I can't say it hasn't crossed my mind.do you have any plans to try embedding a thermo coupler into the IHS
I'm not sure what new information we'd end up with though. We know TjMax for 45nm and based on that and how 45nm IHS readings compare to 65nm, I think we can be pretty confident with TjMax for the majority of the 65nm CPUs so what's left? Intel has told us about slope error so we know that variable exists and we have a way to correct for that.
About the only thing that I don't have any hard evidence to prove is how many degrees hotter should a core be reporting compared to the ambient temperature or water temperature during the Ultra-Idle test. Given that a good water set-up or a good air cooler or even the Intel OEM cooler with the copper core all perform within a couple of degrees of each other during Ultra-Idle, I tend to think that about 5C to 7C over ones baseline air/water temperature is pretty reasonable. Maybe an embedded sensor might get us another degree closer to the truth but given the less than perfect nature of these sensors, I'm having a tough time seeing the point vs cost of that.

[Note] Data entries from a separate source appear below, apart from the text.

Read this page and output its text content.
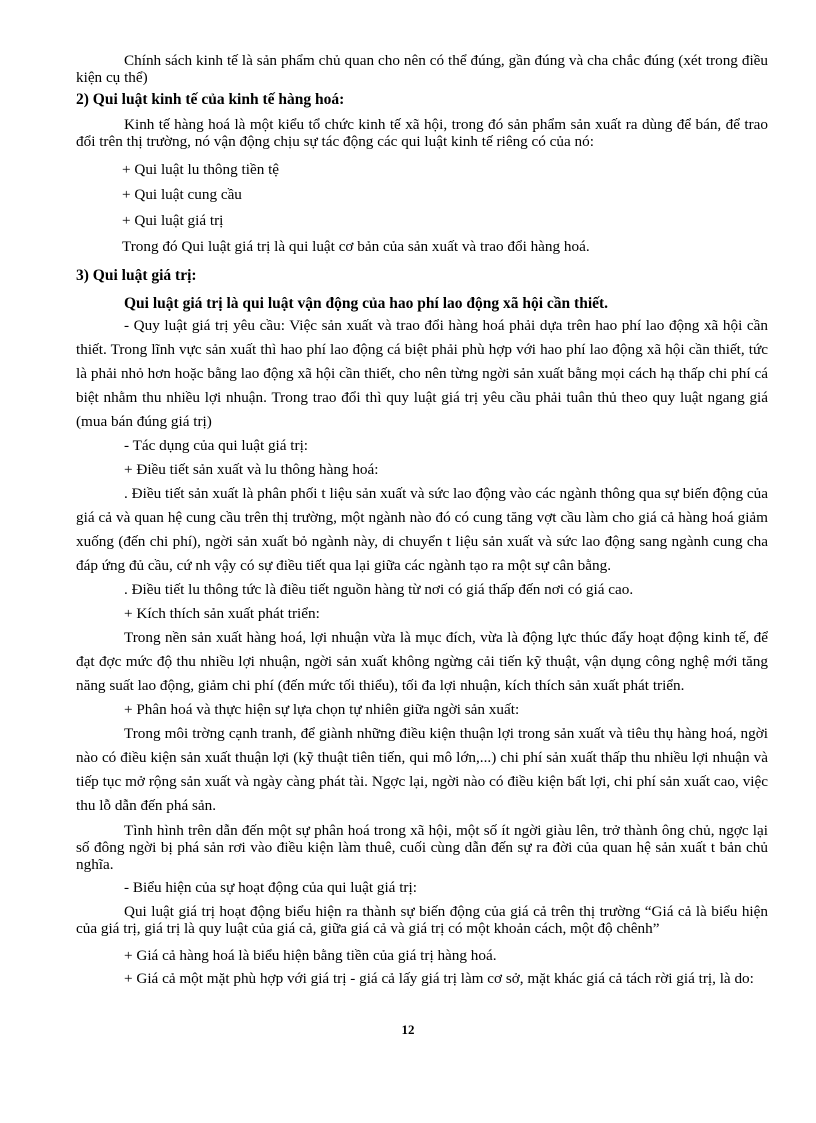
Chính sách kinh tế là sản phẩm chủ quan cho nên có thể đúng, gần đúng và cha chắc đúng (xét trong điều kiện cụ thể)

2) Qui luật kinh tế của kinh tế hàng hoá:

Kinh tế hàng hoá là một kiểu tổ chức kinh tế xã hội, trong đó sản phẩm sản xuất ra dùng để bán, để trao đổi trên thị trường, nó vận động chịu sự tác động các qui luật kinh tế riêng có của nó:

+ Qui luật lu thông tiền tệ

+ Qui luật cung cầu

+ Qui luật giá trị

Trong đó Qui luật giá trị là qui luật cơ bản của sản xuất và trao đổi hàng hoá.

3) Qui luật giá trị:

Qui luật giá trị là qui luật vận động của hao phí lao động xã hội cần thiết.

- Quy luật giá trị yêu cầu: Việc sản xuất và trao đổi hàng hoá phải dựa trên hao phí lao động xã hội cần thiết. Trong lĩnh vực sản xuất thì hao phí lao động cá biệt phải phù hợp với hao phí lao động xã hội cần thiết, tức là phải nhỏ hơn hoặc bằng lao động xã hội cần thiết, cho nên từng ngời sản xuất bằng mọi cách hạ thấp chi phí cá biệt nhằm thu nhiều lợi nhuận. Trong trao đổi thì quy luật giá trị yêu cầu phải tuân thủ theo quy luật ngang giá (mua bán đúng giá trị)

- Tác dụng của qui luật giá trị:

+ Điều tiết sản xuất và lu thông hàng hoá:

. Điều tiết sản xuất là phân phối t liệu sản xuất và sức lao động vào các ngành thông qua sự biến động của giá cả và quan hệ cung cầu trên thị trường, một ngành nào đó có cung tăng vợt cầu làm cho giá cả hàng hoá giảm xuống (đến chi phí), ngời sản xuất bỏ ngành này, di chuyển t liệu sản xuất và sức lao động sang ngành cung cha đáp ứng đủ cầu, cứ nh vậy có sự điều tiết qua lại giữa các ngành tạo ra một sự cân bằng.

. Điều tiết lu thông tức là điều tiết nguồn hàng từ nơi có giá thấp đến nơi có giá cao.

+ Kích thích sản xuất phát triển:

Trong nền sản xuất hàng hoá, lợi nhuận vừa là mục đích, vừa là động lực thúc đẩy hoạt động kinh tế, để đạt đợc mức độ thu nhiều lợi nhuận, ngời sản xuất không ngừng cải tiến kỹ thuật, vận dụng công nghệ mới tăng năng suất lao động, giảm chi phí (đến mức tối thiểu), tối đa lợi nhuận, kích thích sản xuất phát triển.

+ Phân hoá và thực hiện sự lựa chọn tự nhiên giữa ngời sản xuất:

Trong môi trờng cạnh tranh, để giành những điều kiện thuận lợi trong sản xuất và tiêu thụ hàng hoá, ngời nào có điều kiện sản xuất thuận lợi (kỹ thuật tiên tiến, qui mô lớn,...) chi phí sản xuất thấp thu nhiều lợi nhuận và tiếp tục mở rộng sản xuất và ngày càng phát tài. Ngợc lại, ngời nào có điều kiện bất lợi, chi phí sản xuất cao, việc thu lỗ dẫn đến phá sản.

Tình hình trên dẫn đến một sự phân hoá trong xã hội, một số ít ngời giàu lên, trở thành ông chủ, ngợc lại số đông ngời bị phá sản rơi vào điều kiện làm thuê, cuối cùng dẫn đến sự ra đời của quan hệ sản xuất t bản chủ nghĩa.

- Biểu hiện của sự hoạt động của qui luật giá trị:

Qui luật giá trị hoạt động biểu hiện ra thành sự biến động của giá cả trên thị trường “Giá cả là biểu hiện của giá trị, giá trị là quy luật của giá cả, giữa giá cả và giá trị có một khoản cách, một độ chênh”

+ Giá cả hàng hoá là biểu hiện bằng tiền của giá trị hàng hoá.

+ Giá cả một mặt phù hợp với giá trị - giá cả lấy giá trị làm cơ sở, mặt khác giá cả tách rời giá trị, là do:

12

With there being some unknown error in how Intel sets TjMax as well as slope error, an individual test on 1 or 5 or 10 processors won't be enough data to confirm anything.
With these sensors, the reported temps are about as real as they're ever going to get. Intel didn't release enough information at the IDF, and I don't imagine they ever will, to get us any closer to the real temperature than what we are now.